Let’s start with CALR – we have described that the immune system is able to recognize and react towards the mutated C-terminus of the CALR protein – thereby killing the mutated cells. We have seen spontaneous immunity in patients. What we also saw was that patients later in the disease (MF) seem to have a weaker response compared to ET patients – which suggest that the neoplastic cells escape the immune system. We hope that we will be able to restore and increase the immune responses towards the CALR mutation by vaccination and have started the first clinical vaccination trial – a phase I with 10 patients where we of cause mainly look at safety (but in reality (as there appear to be no safety issues) will look if vaccination can do something with the disease). Depending on the results (which we will have already later this year) we will know if we have to do more (i.e. do more immune activation than just this vaccine – that could be a combi with other forms of vaccines, antibodies or something else) and, in the little longer perspective, if we can start vaccination even before people have MPN –you could indeed imagine that we will be able to vaccinate healthy individuals to prevent (or decrease the likelihood) of MPN
The JAK2 mutation is a bit different and more difficult. We have seen that the immune system recognize and can react towards neoplastic cells due to a reaction towards this mutation. However, this is more difficult for the immune system, partly because the mutation is only in 1 amino acid (which basically means that there is less novel for the immune system to react against compared to healthy cells). This does not mean that a JAK2 vaccination is not possible, and we hope we at some point can include this, but this is not how we are starting in patients carrying this mutation (which is most as you know). It has been described that the JAK2 mutation up regulates another protein called PDL1 on neoplastic cells. We have shown that the immune system also can react towards PDL1, and we plan to start a vaccination trial in the patients with a JAK2 mutation against PDL1 later this year (hopefully before summer – we are sending the protocol to the authorities very soon, but you never know how long time these things take – especially since we are a University Hospital Center with limited resources). Again we will have to wait to see if this does something good in the patients and then we will have to modify from there. What is extra interesting with this form of vaccine is that we will target not only the neoplastic cells but also the parts of the immune system, which are bad for anti-cancer immunotherapy (the part of the immune system that is defined as the regulating immune system which is preventing anti-cancer immune response). So we might even combine this PD-L1 based vaccine with the CALR vaccine in CALR mutated patients.

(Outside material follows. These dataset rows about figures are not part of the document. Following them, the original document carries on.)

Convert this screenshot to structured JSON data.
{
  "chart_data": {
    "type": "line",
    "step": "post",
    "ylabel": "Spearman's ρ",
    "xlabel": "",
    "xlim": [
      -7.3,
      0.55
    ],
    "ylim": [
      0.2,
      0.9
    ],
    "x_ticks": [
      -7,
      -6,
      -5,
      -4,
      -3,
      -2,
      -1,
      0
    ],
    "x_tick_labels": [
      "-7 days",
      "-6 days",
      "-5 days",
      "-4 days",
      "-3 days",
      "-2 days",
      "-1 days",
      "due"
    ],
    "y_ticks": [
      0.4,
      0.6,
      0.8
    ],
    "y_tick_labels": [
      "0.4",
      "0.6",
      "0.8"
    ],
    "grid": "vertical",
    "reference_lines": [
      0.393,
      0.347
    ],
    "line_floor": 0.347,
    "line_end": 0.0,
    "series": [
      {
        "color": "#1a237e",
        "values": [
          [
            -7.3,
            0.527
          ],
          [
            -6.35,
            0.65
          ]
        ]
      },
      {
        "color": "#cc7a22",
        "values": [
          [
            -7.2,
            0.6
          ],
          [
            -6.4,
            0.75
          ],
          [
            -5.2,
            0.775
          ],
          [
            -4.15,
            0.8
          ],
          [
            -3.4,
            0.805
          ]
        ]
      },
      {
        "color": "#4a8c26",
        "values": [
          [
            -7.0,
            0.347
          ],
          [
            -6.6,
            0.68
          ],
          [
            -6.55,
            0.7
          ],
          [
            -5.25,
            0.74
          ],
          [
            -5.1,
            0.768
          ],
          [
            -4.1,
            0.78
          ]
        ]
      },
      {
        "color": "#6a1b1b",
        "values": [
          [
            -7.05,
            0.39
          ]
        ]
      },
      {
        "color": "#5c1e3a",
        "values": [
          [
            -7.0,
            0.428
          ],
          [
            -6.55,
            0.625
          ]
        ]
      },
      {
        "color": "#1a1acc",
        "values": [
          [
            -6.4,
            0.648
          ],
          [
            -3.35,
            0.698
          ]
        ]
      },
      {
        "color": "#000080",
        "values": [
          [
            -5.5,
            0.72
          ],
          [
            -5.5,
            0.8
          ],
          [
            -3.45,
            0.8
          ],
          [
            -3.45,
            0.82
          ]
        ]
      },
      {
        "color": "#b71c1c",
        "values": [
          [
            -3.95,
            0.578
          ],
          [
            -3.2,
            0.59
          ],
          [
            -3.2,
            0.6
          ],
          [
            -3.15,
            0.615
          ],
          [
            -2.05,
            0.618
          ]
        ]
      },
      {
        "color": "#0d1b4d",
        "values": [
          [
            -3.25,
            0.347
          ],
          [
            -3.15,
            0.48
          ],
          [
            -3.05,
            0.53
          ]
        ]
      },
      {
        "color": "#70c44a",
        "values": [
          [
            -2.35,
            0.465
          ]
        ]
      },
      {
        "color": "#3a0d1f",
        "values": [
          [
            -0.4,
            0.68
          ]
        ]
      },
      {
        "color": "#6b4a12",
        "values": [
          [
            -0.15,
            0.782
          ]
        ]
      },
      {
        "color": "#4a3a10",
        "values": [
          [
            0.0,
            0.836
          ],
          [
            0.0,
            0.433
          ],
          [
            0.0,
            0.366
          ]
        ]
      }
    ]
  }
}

So in short, our findings that the immune system are able to specifically react towards MPN cells will, in my mind, make it possible to more specifically target the neoplastic cells in patients in the future. We are already trying to translate these findings into clinical trials, and, hopefully, this will be followed by other centers as there are many other means of utilizing these findings. I am also trying to generate interest from the Industry, as we need this, if we really want to develop this into something real for patients.